Abstract: Autonomous robots can survey and monitor large
environments. However, these robots often have limited computational
and power resources, making it crucial to develop an efficient
and adaptive informative path planning (IPP) algorithm.
Such an algorithm must quickly adapt to environmental data to
maximize the information collected while accommodating path
constraints, such as distance budgets and boundary limitations.
Current approaches to this problem often rely on maximizing
mutual information using methods such as greedy algorithms,
Bayesian optimization, and genetic algorithms.

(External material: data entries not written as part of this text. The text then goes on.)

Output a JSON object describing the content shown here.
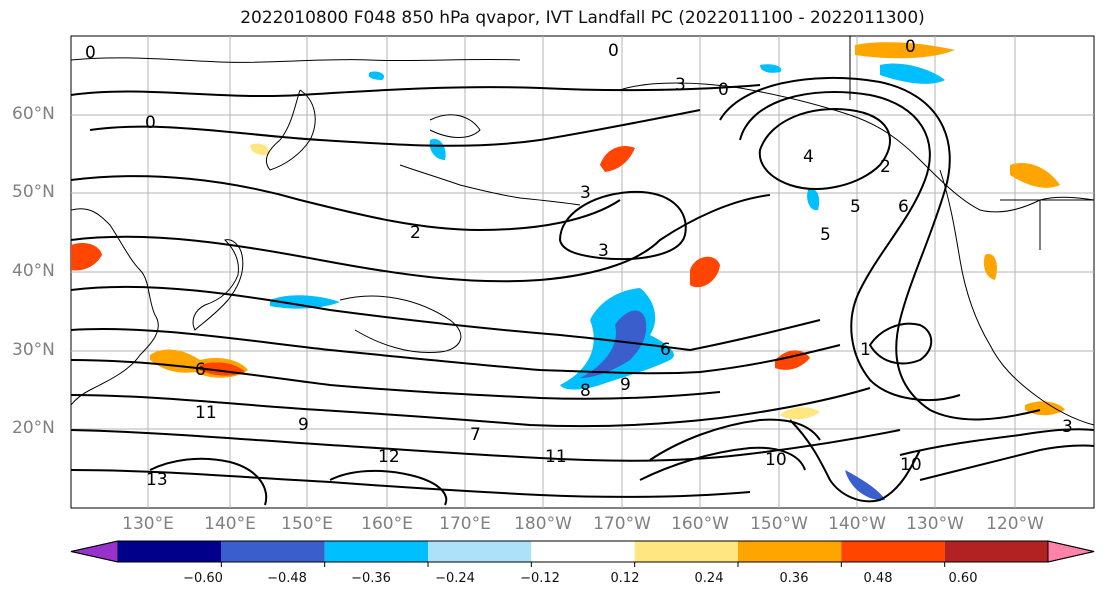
{
  "title": "2022010800 F048 850 hPa qvapor, IVT Landfall PC (2022011100 - 2022011300)",
  "lat_labels": [
    "60°N",
    "50°N",
    "40°N",
    "30°N",
    "20°N"
  ],
  "lon_labels": [
    "130°E",
    "140°E",
    "150°E",
    "160°E",
    "170°E",
    "180°W",
    "170°W",
    "160°W",
    "150°W",
    "140°W",
    "130°W",
    "120°W"
  ],
  "colorbar": {
    "labels": [
      "−0.60",
      "−0.48",
      "−0.36",
      "−0.24",
      "−0.12",
      "0.12",
      "0.24",
      "0.36",
      "0.48",
      "0.60"
    ],
    "colors": [
      "#9932CC",
      "#00008B",
      "#3A5FCD",
      "#00BFFF",
      "#ADE1FA",
      "#FFFFFF",
      "#FFE680",
      "#FFA500",
      "#FF4500",
      "#B22222",
      "#FF82AB"
    ]
  },
  "contour_labels": [
    "0",
    "0",
    "0",
    "0",
    "0",
    "3",
    "3",
    "3",
    "3",
    "4",
    "5",
    "5",
    "6",
    "6",
    "6",
    "7",
    "8",
    "9",
    "9",
    "10",
    "10",
    "11",
    "11",
    "12",
    "13",
    "1",
    "2",
    "2"
  ],
  "map_region": "North Pacific"
}
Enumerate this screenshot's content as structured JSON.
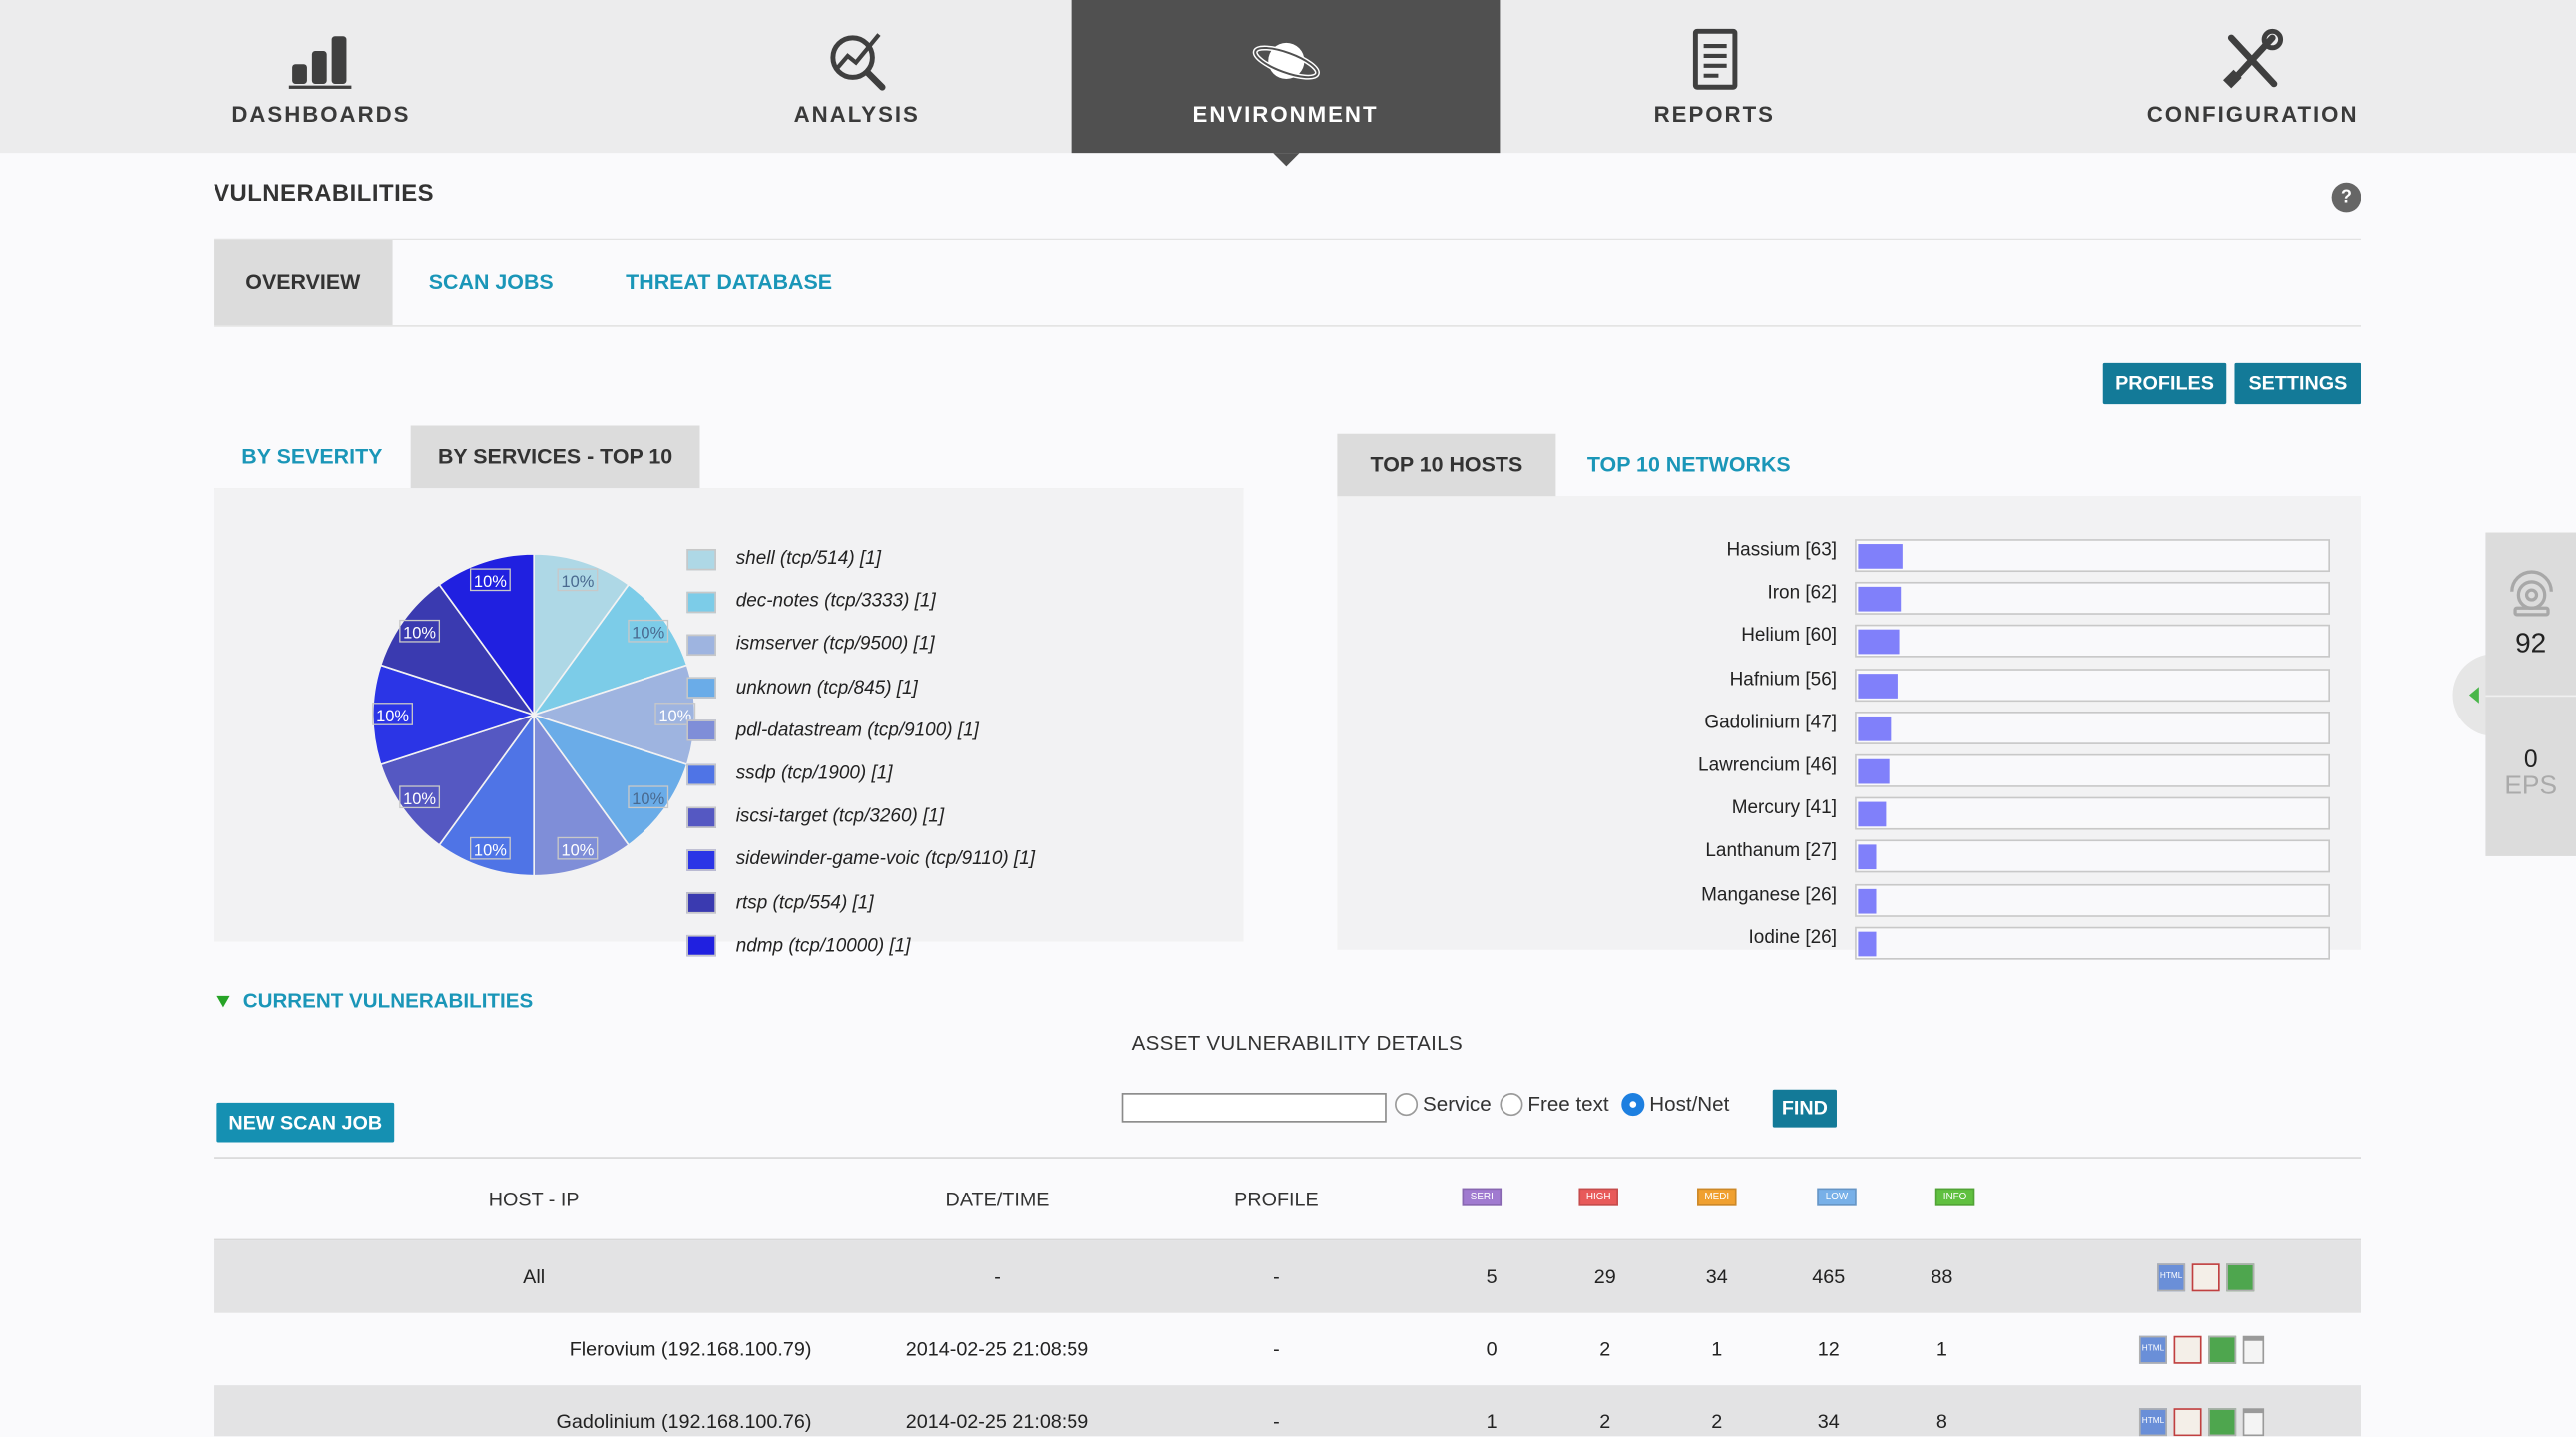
{
  "nav": {
    "items": [
      {
        "label": "DASHBOARDS",
        "icon": "bar-chart-icon"
      },
      {
        "label": "ANALYSIS",
        "icon": "magnifier-chart-icon"
      },
      {
        "label": "ENVIRONMENT",
        "icon": "planet-icon",
        "active": true
      },
      {
        "label": "REPORTS",
        "icon": "document-icon"
      },
      {
        "label": "CONFIGURATION",
        "icon": "tools-icon"
      }
    ]
  },
  "page": {
    "title": "VULNERABILITIES",
    "help": "?"
  },
  "tabs": {
    "overview": "OVERVIEW",
    "scan_jobs": "SCAN JOBS",
    "threat_db": "THREAT DATABASE"
  },
  "buttons": {
    "profiles": "PROFILES",
    "settings": "SETTINGS",
    "new_scan": "NEW SCAN JOB",
    "find": "FIND"
  },
  "left_tabs": {
    "by_severity": "BY SEVERITY",
    "by_services": "BY SERVICES - TOP 10"
  },
  "right_tabs": {
    "hosts": "TOP 10 HOSTS",
    "networks": "TOP 10 NETWORKS"
  },
  "chart_data": [
    {
      "type": "pie",
      "categories": [
        "shell (tcp/514) [1]",
        "dec-notes (tcp/3333) [1]",
        "ismserver (tcp/9500) [1]",
        "unknown (tcp/845) [1]",
        "pdl-datastream (tcp/9100) [1]",
        "ssdp (tcp/1900) [1]",
        "iscsi-target (tcp/3260) [1]",
        "sidewinder-game-voic (tcp/9110) [1]",
        "rtsp (tcp/554) [1]",
        "ndmp (tcp/10000) [1]"
      ],
      "values": [
        1,
        1,
        1,
        1,
        1,
        1,
        1,
        1,
        1,
        1
      ],
      "slice_labels": [
        "10%",
        "10%",
        "10%",
        "10%",
        "10%",
        "10%",
        "10%",
        "10%",
        "10%",
        "10%"
      ],
      "colors": [
        "#aed8e6",
        "#7ccce8",
        "#9eb4e0",
        "#6aace8",
        "#7f8ed8",
        "#4f74e6",
        "#5558c2",
        "#2b35e6",
        "#3a3ab0",
        "#2020e0"
      ],
      "legend": "right"
    },
    {
      "type": "bar",
      "orientation": "horizontal",
      "categories": [
        "Hassium [63]",
        "Iron [62]",
        "Helium [60]",
        "Hafnium [56]",
        "Gadolinium [47]",
        "Lawrencium [46]",
        "Mercury [41]",
        "Lanthanum [27]",
        "Manganese [26]",
        "Iodine [26]"
      ],
      "values": [
        63,
        62,
        60,
        56,
        47,
        46,
        41,
        27,
        26,
        26
      ],
      "xlim": [
        0,
        680
      ],
      "color": "#8080fa"
    }
  ],
  "current": {
    "title": "CURRENT VULNERABILITIES",
    "asset_title": "ASSET VULNERABILITY DETAILS"
  },
  "search": {
    "value": "",
    "options": [
      "Service",
      "Free text",
      "Host/Net"
    ],
    "selected": "Host/Net"
  },
  "table": {
    "headers": [
      "HOST - IP",
      "DATE/TIME",
      "PROFILE"
    ],
    "severity_badges": [
      {
        "label": "SERI",
        "color": "#a07ad0"
      },
      {
        "label": "HIGH",
        "color": "#e85a5a"
      },
      {
        "label": "MEDI",
        "color": "#f0a030"
      },
      {
        "label": "LOW",
        "color": "#78b0e8"
      },
      {
        "label": "INFO",
        "color": "#60c040"
      }
    ],
    "rows": [
      {
        "host": "All",
        "date": "-",
        "profile": "-",
        "seri": "5",
        "high": "29",
        "medi": "34",
        "low": "465",
        "info": "88",
        "delete": false
      },
      {
        "host": "Flerovium (192.168.100.79)",
        "date": "2014-02-25 21:08:59",
        "profile": "-",
        "seri": "0",
        "high": "2",
        "medi": "1",
        "low": "12",
        "info": "1",
        "delete": true
      },
      {
        "host": "Gadolinium (192.168.100.76)",
        "date": "2014-02-25 21:08:59",
        "profile": "-",
        "seri": "1",
        "high": "2",
        "medi": "2",
        "low": "34",
        "info": "8",
        "delete": true
      }
    ]
  },
  "side": {
    "count": "92",
    "eps_value": "0",
    "eps_label": "EPS"
  }
}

These methods
can be slow and do not scale well to large or 3D environments.
We present an adaptive IPP approach that is fully differentiable,
significantly faster than previous methods, and scalable to
3D spaces. Our approach also supports continuous sensing
robots, which collect data continuously along the entire path,
by leveraging streaming sparse Gaussian processes.
Benchmark results on two real-world datasets demonstrate
that our approach yields solutions that are on par with or
better than baseline methods while being up to two orders
of magnitude faster. Additionally, we showcase our adaptive
IPP approach in a 3D space using a system-on-chip embedded
computer with minimal computational resources. Our code is
available in the SGP-Tools Python library with a companion
ROS 2 package for deployment on ArduPilot-based robots.